Auch wenn die Baubeschreibung hierzu keine Aussage trifft, kann nach der Rechtsprechung des Bundesgerichtshofs (BGH, NJW 1998, 2814 m.w.N.) der Besteller redlicherweise erwarten, dass das Werk zum Zeitpunkt der Fertigstellung und Abnahme diejenigen Qualitäts- und Komfortstandards erfüllt, die auch vergleichbare andere zeitgleich fertig gestellte und abgenommene Bauwerke erfüllen

Verjährung

Die Verjährung vermengen Gewährleistungsansprüche beträgt fünf Jahre. Die Verjährungsfrist beginnt erst mit der Abnahme. Wie oben dargelegt, fehlt dieses Merkmal oft, auch wenn der Erwerber unter Umständen bereits in die Wohnung eingezogen ist. Inhaltlich gleichwertig ist der Nacherfüllungsanspruch, welcher bis zur Abnahme dem Erwerber zur Seite steht, damit der Bauträger festgestellte Mängel behebt. Aber Achtung: nach dem Gesetz gilt für den Nacherfüllungsanspruch sogar eine kürzere Verjährungsfrist von drei Jahren. Die Rechtsprechung hilft hier allerdings nach dem Grundsätzen von Treu und Glauben nach, damit es nicht zu einer Schlechterstellung des Erwerbers in der Nacherfüllungsphase kommt.
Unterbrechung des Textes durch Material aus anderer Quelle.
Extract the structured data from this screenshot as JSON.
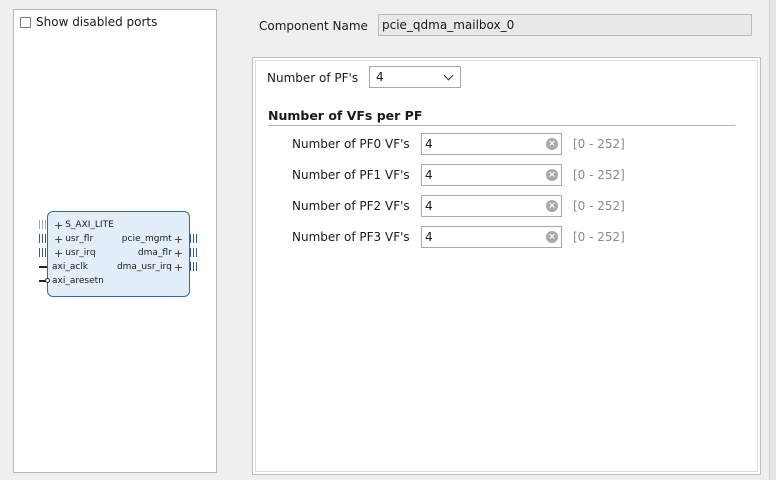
{
  "symbol_panel": {
    "show_disabled_label": "Show disabled ports",
    "show_disabled_checked": false,
    "ip": {
      "left_ports": [
        "S_AXI_LITE",
        "usr_flr",
        "usr_irq",
        "axi_aclk",
        "axi_aresetn"
      ],
      "right_ports": [
        "pcie_mgmt",
        "dma_flr",
        "dma_usr_irq"
      ]
    }
  },
  "component": {
    "label": "Component Name",
    "value": "pcie_qdma_mailbox_0"
  },
  "config": {
    "pf_label": "Number of PF's",
    "pf_value": "4",
    "section_title": "Number of VFs per PF",
    "vf_rows": [
      {
        "label": "Number of PF0 VF's",
        "value": "4",
        "range": "[0 - 252]"
      },
      {
        "label": "Number of PF1 VF's",
        "value": "4",
        "range": "[0 - 252]"
      },
      {
        "label": "Number of PF2 VF's",
        "value": "4",
        "range": "[0 - 252]"
      },
      {
        "label": "Number of PF3 VF's",
        "value": "4",
        "range": "[0 - 252]"
      }
    ]
  },
  "icons": {
    "clear": "clear-icon",
    "dropdown": "chevron-down-icon",
    "port_expand": "plus-icon"
  },
  "colors": {
    "ip_fill": "#e3eef8",
    "ip_border": "#3a6d94",
    "bus": "#2f5f8c"
  }
}
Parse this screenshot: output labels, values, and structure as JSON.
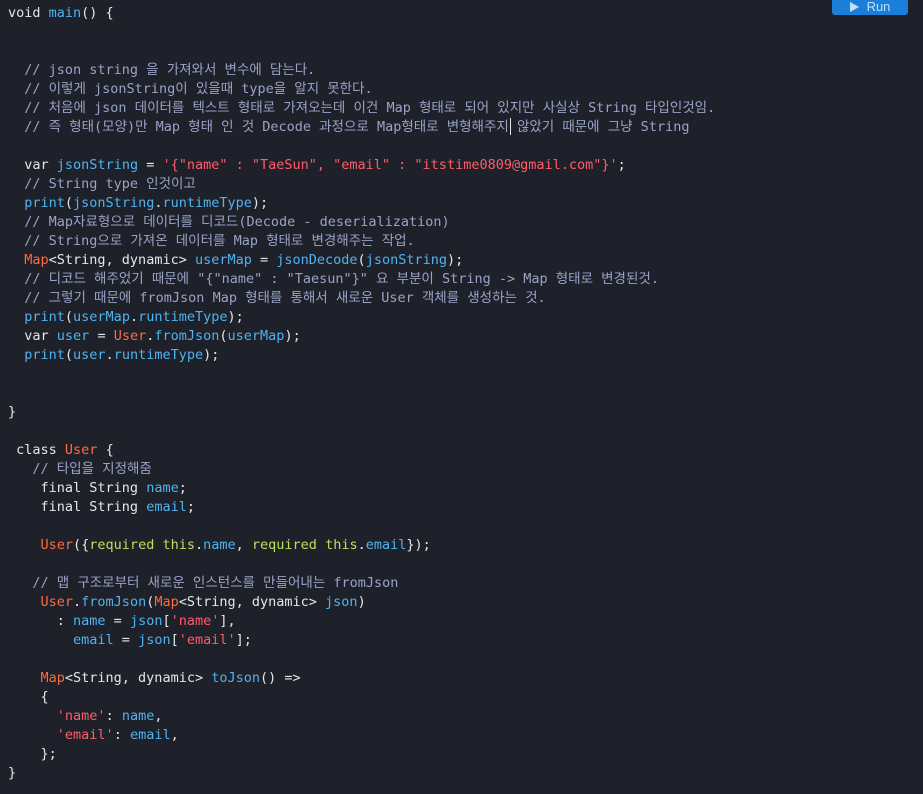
{
  "toolbar": {
    "run_label": "Run",
    "run_icon": "play-icon"
  },
  "colors": {
    "background": "#1e2129",
    "plain": "#e6e6e6",
    "function": "#4fb3f0",
    "comment": "#9aa3c7",
    "string": "#ff5c6c",
    "type": "#ff6a3d",
    "this_keyword": "#b9e05a",
    "run_button": "#1a7fd9"
  },
  "code": {
    "lines": [
      {
        "text": "void main() {",
        "tokens": [
          [
            "kw",
            "void"
          ],
          [
            "plain",
            " "
          ],
          [
            "fn",
            "main"
          ],
          [
            "plain",
            "() {"
          ]
        ]
      },
      {
        "text": "",
        "tokens": []
      },
      {
        "text": "",
        "tokens": []
      },
      {
        "text": "  // json string 을 가져와서 변수에 담는다.",
        "tokens": [
          [
            "comment",
            "  // json string 을 가져와서 변수에 담는다."
          ]
        ]
      },
      {
        "text": "  // 이렇게 jsonString이 있을때 type을 알지 못한다.",
        "tokens": [
          [
            "comment",
            "  // 이렇게 jsonString이 있을때 type을 알지 못한다."
          ]
        ]
      },
      {
        "text": "  // 처음에 json 데이터를 텍스트 형태로 가져오는데 이건 Map 형태로 되어 있지만 사실상 String 타입인것임.",
        "tokens": [
          [
            "comment",
            "  // 처음에 json 데이터를 텍스트 형태로 가져오는데 이건 Map 형태로 되어 있지만 사실상 String 타입인것임."
          ]
        ]
      },
      {
        "text": "  // 즉 형태(모양)만 Map 형태 인 것 Decode 과정으로 Map형태로 변형해주지 않았기 때문에 그냥 String",
        "tokens": [
          [
            "comment",
            "  // 즉 형태(모양)만 Map 형태 인 것 Decode 과정으로 Map형태로 변형해주지 않았기 때문에 그냥 String"
          ]
        ]
      },
      {
        "text": "",
        "tokens": []
      },
      {
        "text": "  var jsonString = '{\"name\" : \"TaeSun\", \"email\" : \"itstime0809@gmail.com\"}';",
        "tokens": [
          [
            "plain",
            "  "
          ],
          [
            "kw",
            "var"
          ],
          [
            "plain",
            " "
          ],
          [
            "fn",
            "jsonString"
          ],
          [
            "plain",
            " = "
          ],
          [
            "string",
            "'{\"name\" : \"TaeSun\", \"email\" : \"itstime0809@gmail.com\"}'"
          ],
          [
            "plain",
            ";"
          ]
        ]
      },
      {
        "text": "  // String type 인것이고",
        "tokens": [
          [
            "comment",
            "  // String type 인것이고"
          ]
        ]
      },
      {
        "text": "  print(jsonString.runtimeType);",
        "tokens": [
          [
            "plain",
            "  "
          ],
          [
            "fn",
            "print"
          ],
          [
            "plain",
            "("
          ],
          [
            "fn",
            "jsonString"
          ],
          [
            "plain",
            "."
          ],
          [
            "fn",
            "runtimeType"
          ],
          [
            "plain",
            ");"
          ]
        ]
      },
      {
        "text": "  // Map자료형으로 데이터를 디코드(Decode - deserialization)",
        "tokens": [
          [
            "comment",
            "  // Map자료형으로 데이터를 디코드(Decode - deserialization)"
          ]
        ]
      },
      {
        "text": "  // String으로 가져온 데이터를 Map 형태로 변경해주는 작업.",
        "tokens": [
          [
            "comment",
            "  // String으로 가져온 데이터를 Map 형태로 변경해주는 작업."
          ]
        ]
      },
      {
        "text": "  Map<String, dynamic> userMap = jsonDecode(jsonString);",
        "tokens": [
          [
            "plain",
            "  "
          ],
          [
            "type",
            "Map"
          ],
          [
            "plain",
            "<String, dynamic> "
          ],
          [
            "fn",
            "userMap"
          ],
          [
            "plain",
            " = "
          ],
          [
            "fn",
            "jsonDecode"
          ],
          [
            "plain",
            "("
          ],
          [
            "fn",
            "jsonString"
          ],
          [
            "plain",
            ");"
          ]
        ]
      },
      {
        "text": "  // 디코드 해주었기 때문에 \"{\"name\" : \"Taesun\"}\" 요 부분이 String -> Map 형태로 변경된것.",
        "tokens": [
          [
            "comment",
            "  // 디코드 해주었기 때문에 \"{\"name\" : \"Taesun\"}\" 요 부분이 String -> Map 형태로 변경된것."
          ]
        ]
      },
      {
        "text": "  // 그렇기 때문에 fromJson Map 형태를 통해서 새로운 User 객체를 생성하는 것.",
        "tokens": [
          [
            "comment",
            "  // 그렇기 때문에 fromJson Map 형태를 통해서 새로운 User 객체를 생성하는 것."
          ]
        ]
      },
      {
        "text": "  print(userMap.runtimeType);",
        "tokens": [
          [
            "plain",
            "  "
          ],
          [
            "fn",
            "print"
          ],
          [
            "plain",
            "("
          ],
          [
            "fn",
            "userMap"
          ],
          [
            "plain",
            "."
          ],
          [
            "fn",
            "runtimeType"
          ],
          [
            "plain",
            ");"
          ]
        ]
      },
      {
        "text": "  var user = User.fromJson(userMap);",
        "tokens": [
          [
            "plain",
            "  "
          ],
          [
            "kw",
            "var"
          ],
          [
            "plain",
            " "
          ],
          [
            "fn",
            "user"
          ],
          [
            "plain",
            " = "
          ],
          [
            "type",
            "User"
          ],
          [
            "plain",
            "."
          ],
          [
            "fn",
            "fromJson"
          ],
          [
            "plain",
            "("
          ],
          [
            "fn",
            "userMap"
          ],
          [
            "plain",
            ");"
          ]
        ]
      },
      {
        "text": "  print(user.runtimeType);",
        "tokens": [
          [
            "plain",
            "  "
          ],
          [
            "fn",
            "print"
          ],
          [
            "plain",
            "("
          ],
          [
            "fn",
            "user"
          ],
          [
            "plain",
            "."
          ],
          [
            "fn",
            "runtimeType"
          ],
          [
            "plain",
            ");"
          ]
        ]
      },
      {
        "text": "",
        "tokens": []
      },
      {
        "text": "",
        "tokens": []
      },
      {
        "text": "}",
        "tokens": [
          [
            "plain",
            "}"
          ]
        ]
      },
      {
        "text": "",
        "tokens": []
      },
      {
        "text": " class User {",
        "tokens": [
          [
            "plain",
            " "
          ],
          [
            "kw",
            "class"
          ],
          [
            "plain",
            " "
          ],
          [
            "type",
            "User"
          ],
          [
            "plain",
            " {"
          ]
        ]
      },
      {
        "text": "   // 타입을 지정해줌",
        "tokens": [
          [
            "comment",
            "   // 타입을 지정해줌"
          ]
        ]
      },
      {
        "text": "    final String name;",
        "tokens": [
          [
            "plain",
            "    "
          ],
          [
            "kw",
            "final"
          ],
          [
            "plain",
            " String "
          ],
          [
            "fn",
            "name"
          ],
          [
            "plain",
            ";"
          ]
        ]
      },
      {
        "text": "    final String email;",
        "tokens": [
          [
            "plain",
            "    "
          ],
          [
            "kw",
            "final"
          ],
          [
            "plain",
            " String "
          ],
          [
            "fn",
            "email"
          ],
          [
            "plain",
            ";"
          ]
        ]
      },
      {
        "text": "",
        "tokens": []
      },
      {
        "text": "    User({required this.name, required this.email});",
        "tokens": [
          [
            "plain",
            "    "
          ],
          [
            "type",
            "User"
          ],
          [
            "plain",
            "({"
          ],
          [
            "this",
            "required"
          ],
          [
            "plain",
            " "
          ],
          [
            "this",
            "this"
          ],
          [
            "plain",
            "."
          ],
          [
            "fn",
            "name"
          ],
          [
            "plain",
            ", "
          ],
          [
            "this",
            "required"
          ],
          [
            "plain",
            " "
          ],
          [
            "this",
            "this"
          ],
          [
            "plain",
            "."
          ],
          [
            "fn",
            "email"
          ],
          [
            "plain",
            "});"
          ]
        ]
      },
      {
        "text": "",
        "tokens": []
      },
      {
        "text": "   // 맵 구조로부터 새로운 인스턴스를 만들어내는 fromJson",
        "tokens": [
          [
            "comment",
            "   // 맵 구조로부터 새로운 인스턴스를 만들어내는 fromJson"
          ]
        ]
      },
      {
        "text": "    User.fromJson(Map<String, dynamic> json)",
        "tokens": [
          [
            "plain",
            "    "
          ],
          [
            "type",
            "User"
          ],
          [
            "plain",
            "."
          ],
          [
            "fn",
            "fromJson"
          ],
          [
            "plain",
            "("
          ],
          [
            "type",
            "Map"
          ],
          [
            "plain",
            "<String, dynamic> "
          ],
          [
            "fn",
            "json"
          ],
          [
            "plain",
            ")"
          ]
        ]
      },
      {
        "text": "      : name = json['name'],",
        "tokens": [
          [
            "plain",
            "      : "
          ],
          [
            "fn",
            "name"
          ],
          [
            "plain",
            " = "
          ],
          [
            "fn",
            "json"
          ],
          [
            "plain",
            "["
          ],
          [
            "string",
            "'name'"
          ],
          [
            "plain",
            "],"
          ]
        ]
      },
      {
        "text": "        email = json['email'];",
        "tokens": [
          [
            "plain",
            "        "
          ],
          [
            "fn",
            "email"
          ],
          [
            "plain",
            " = "
          ],
          [
            "fn",
            "json"
          ],
          [
            "plain",
            "["
          ],
          [
            "string",
            "'email'"
          ],
          [
            "plain",
            "];"
          ]
        ]
      },
      {
        "text": "",
        "tokens": []
      },
      {
        "text": "    Map<String, dynamic> toJson() =>",
        "tokens": [
          [
            "plain",
            "    "
          ],
          [
            "type",
            "Map"
          ],
          [
            "plain",
            "<String, dynamic> "
          ],
          [
            "fn",
            "toJson"
          ],
          [
            "plain",
            "() =>"
          ]
        ]
      },
      {
        "text": "    {",
        "tokens": [
          [
            "plain",
            "    {"
          ]
        ]
      },
      {
        "text": "      'name': name,",
        "tokens": [
          [
            "plain",
            "      "
          ],
          [
            "string",
            "'name'"
          ],
          [
            "plain",
            ": "
          ],
          [
            "fn",
            "name"
          ],
          [
            "plain",
            ","
          ]
        ]
      },
      {
        "text": "      'email': email,",
        "tokens": [
          [
            "plain",
            "      "
          ],
          [
            "string",
            "'email'"
          ],
          [
            "plain",
            ": "
          ],
          [
            "fn",
            "email"
          ],
          [
            "plain",
            ","
          ]
        ]
      },
      {
        "text": "    };",
        "tokens": [
          [
            "plain",
            "    };"
          ]
        ]
      },
      {
        "text": "}",
        "tokens": [
          [
            "plain",
            "}"
          ]
        ]
      }
    ]
  }
}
Zwar kann einem mitwirkenden Auftraggeber grundsätzlich ein Verschulden in eigenen Angelegenheiten über § 254 BGB anzurechnen sein. Soweit Ansprüche auf Nacherfüllung vom Bauherrn geltend gemacht werden, gilt § 254 BGB zwar nicht unmittelbar; ein Ausgleich kann hier jedoch über § 242 BGB erfolgen (vgl. Werner/Pastor, a.a.O., Rn. 2924 m.w.N.). Für das Bestehen eines Mitverschuldens des Auftraggebers ist nach allgemeinen Grundsätzen der Unternehmer darlegungs- und beweispflichtig (vgl. Werner/Pastor, a.a.O., Rn. 2929.